Solving the classical board game battleships using a deep reinforcement agent. The goal is to minimize the number of steps to complete the game.
The best agent manages to achieve a mean game length of around 61. Training took around 50 hours on an i7 4770K CPU, where the agent played a total of 3.3 million games. The plot was generated by playing 250 games every 1000 steps in the training of the model, then taking the average of the recorded game lengths. The plots also displays the 25% and 75% percentiles of the game lengths.
Below you can see an animation of the agent performing the task as well as the action probabilities. More animations can be found in the animations folder.

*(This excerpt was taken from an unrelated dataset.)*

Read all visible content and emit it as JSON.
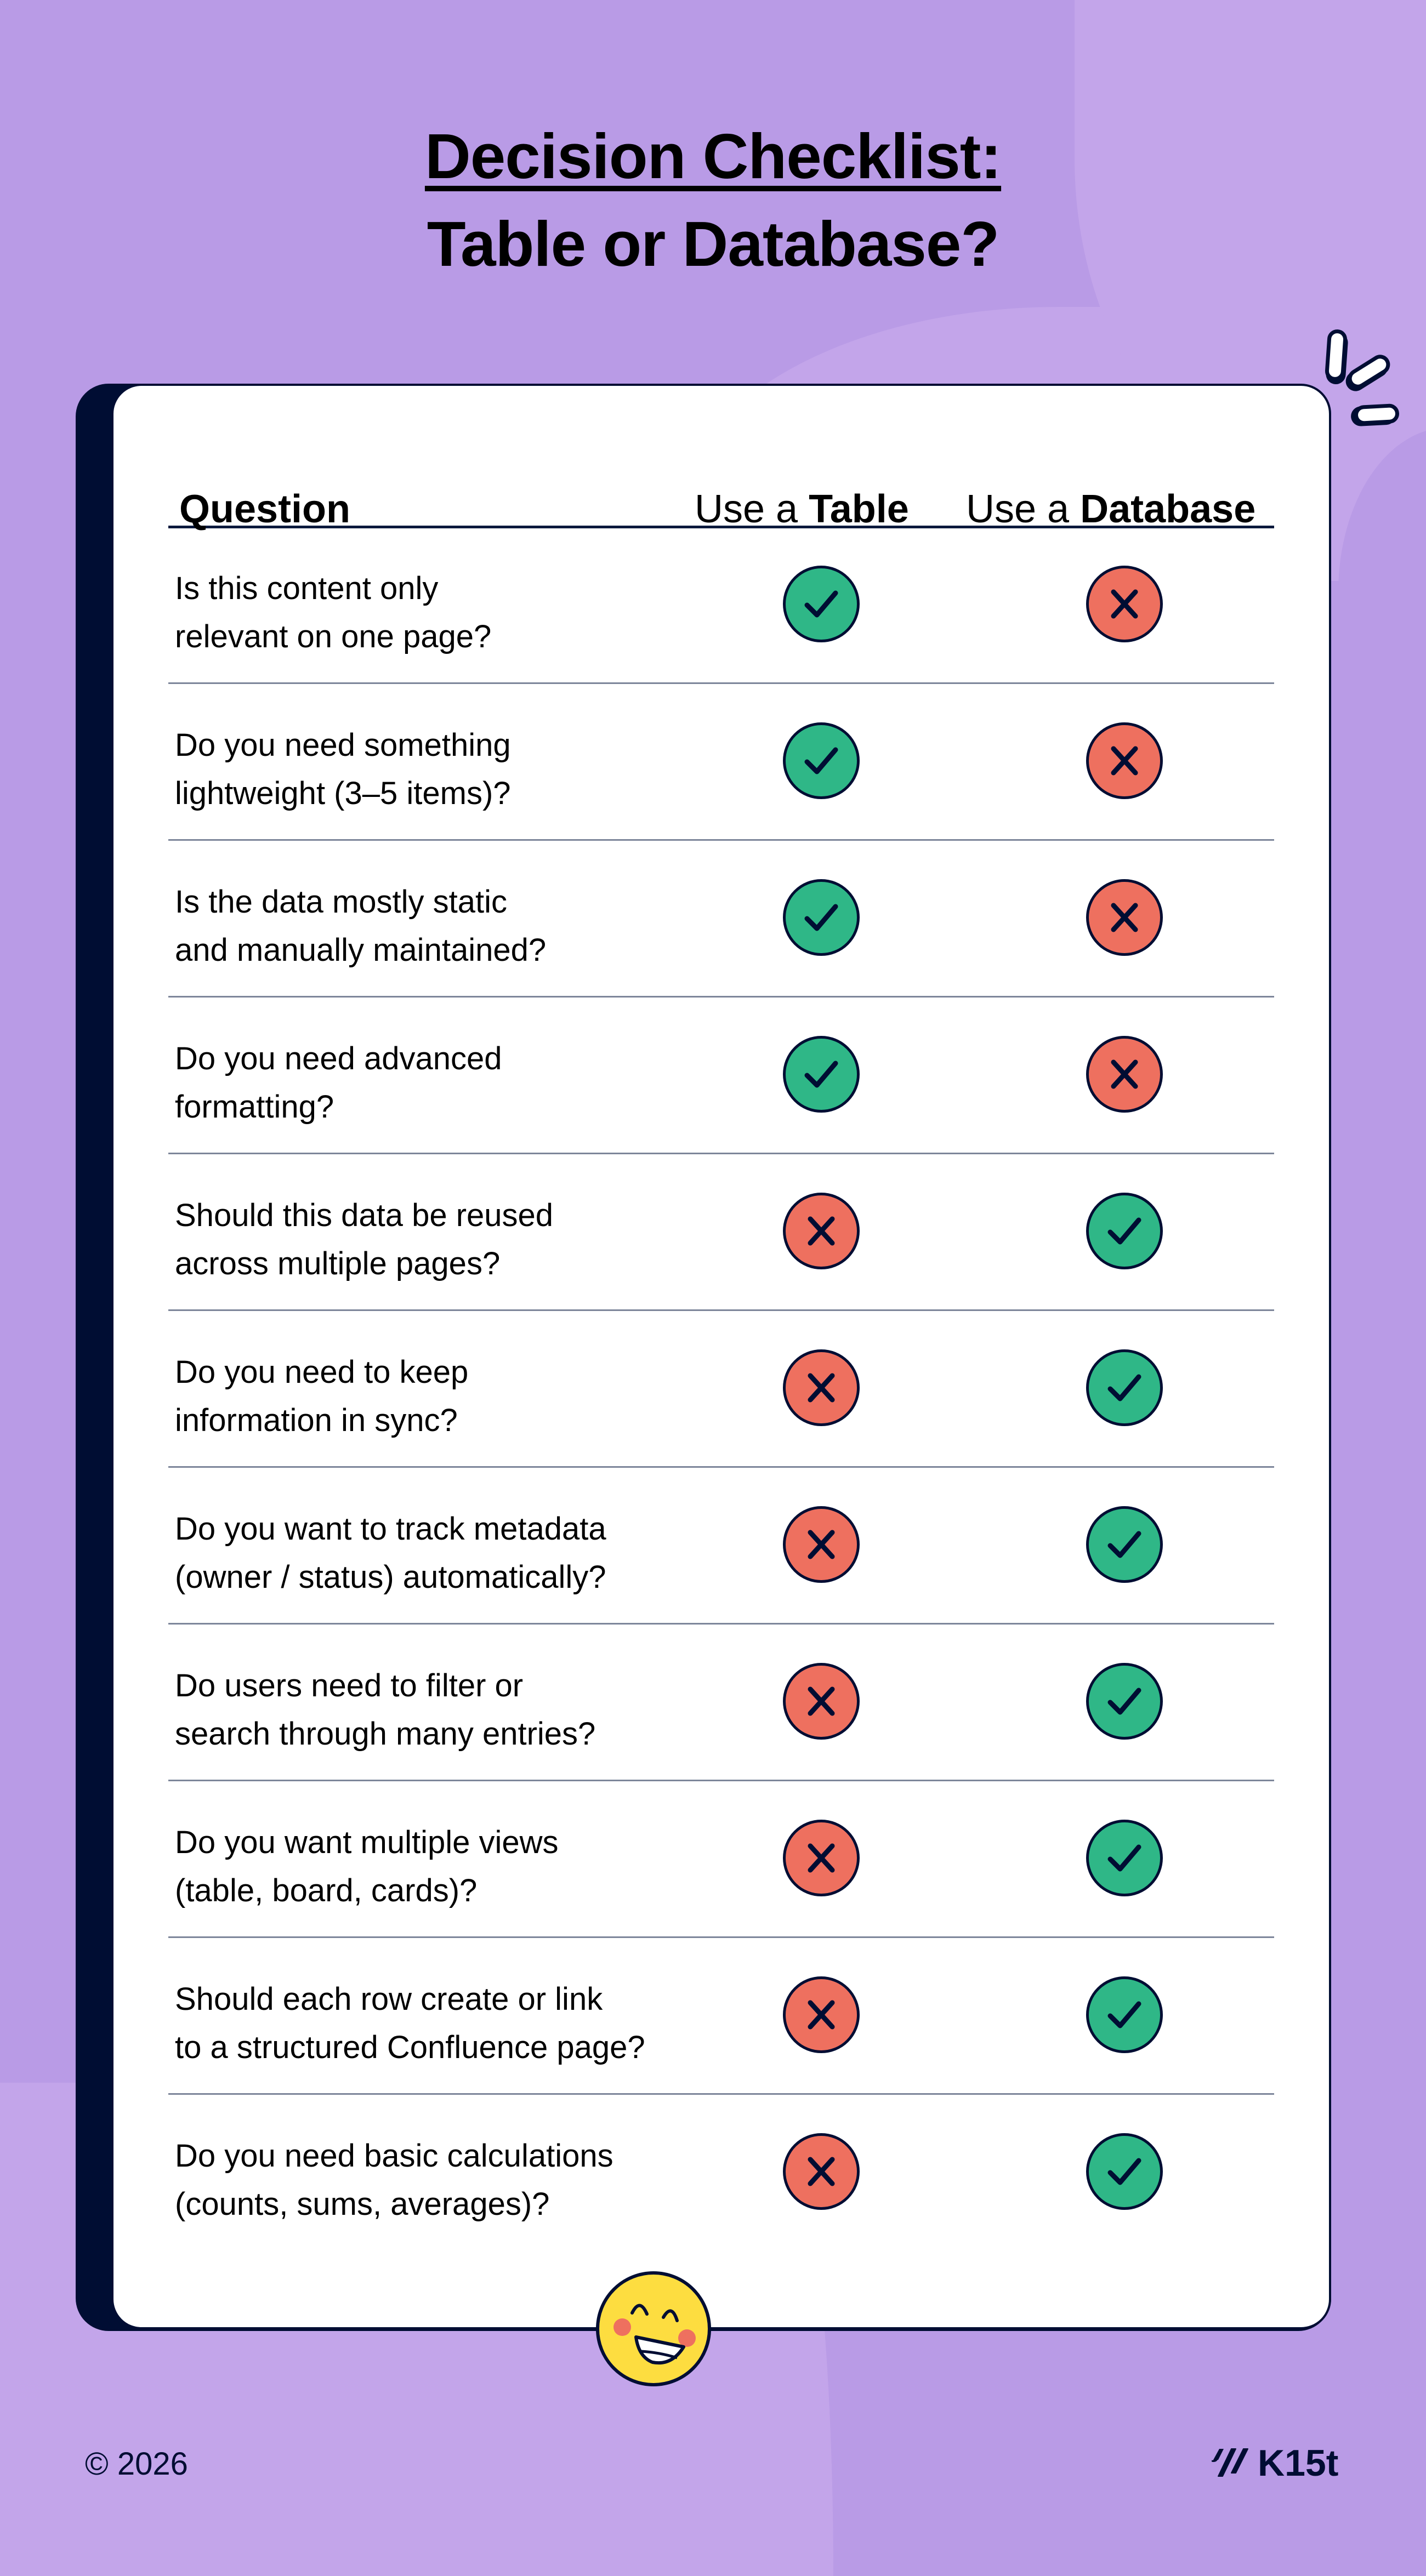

Other attempts include DQN which did not learn anything. I suspect that the reason for this is the highly stochastic nature of the game prohibits the agent to learn a good Q function.
Clone repository
git clone https://github.com/anklinv/deep_reinforcement_learning_battleships
Install dependencies
cd deep_reinforcement_learning_battleships
pip install -e .
pip install -e ./coding_challenge/
To load the best model and save an animation of a game
python policy_gradient_agent.py
To train from scratch
python policy_gradient_agent.py --train
To load the latest checkpoint (located in folder models) and continue Training
python policy_gradient_agent.py --train --load
To plot all the timesteps
python policy_gradient_agent.py --plot
To keep the size of the repository small, there is only the recorded best model in the repository. The model saved every 1000 timesteps can be found here.
- animations: contains all animation of games performed using the best model
- coding_challenge: contains the game environment
- data: contains a matrix with all game lengths during the experiment
- dqn_agent: failed attempt of using DQN to learn the game
- models: contains saved models
- plots: contains all plots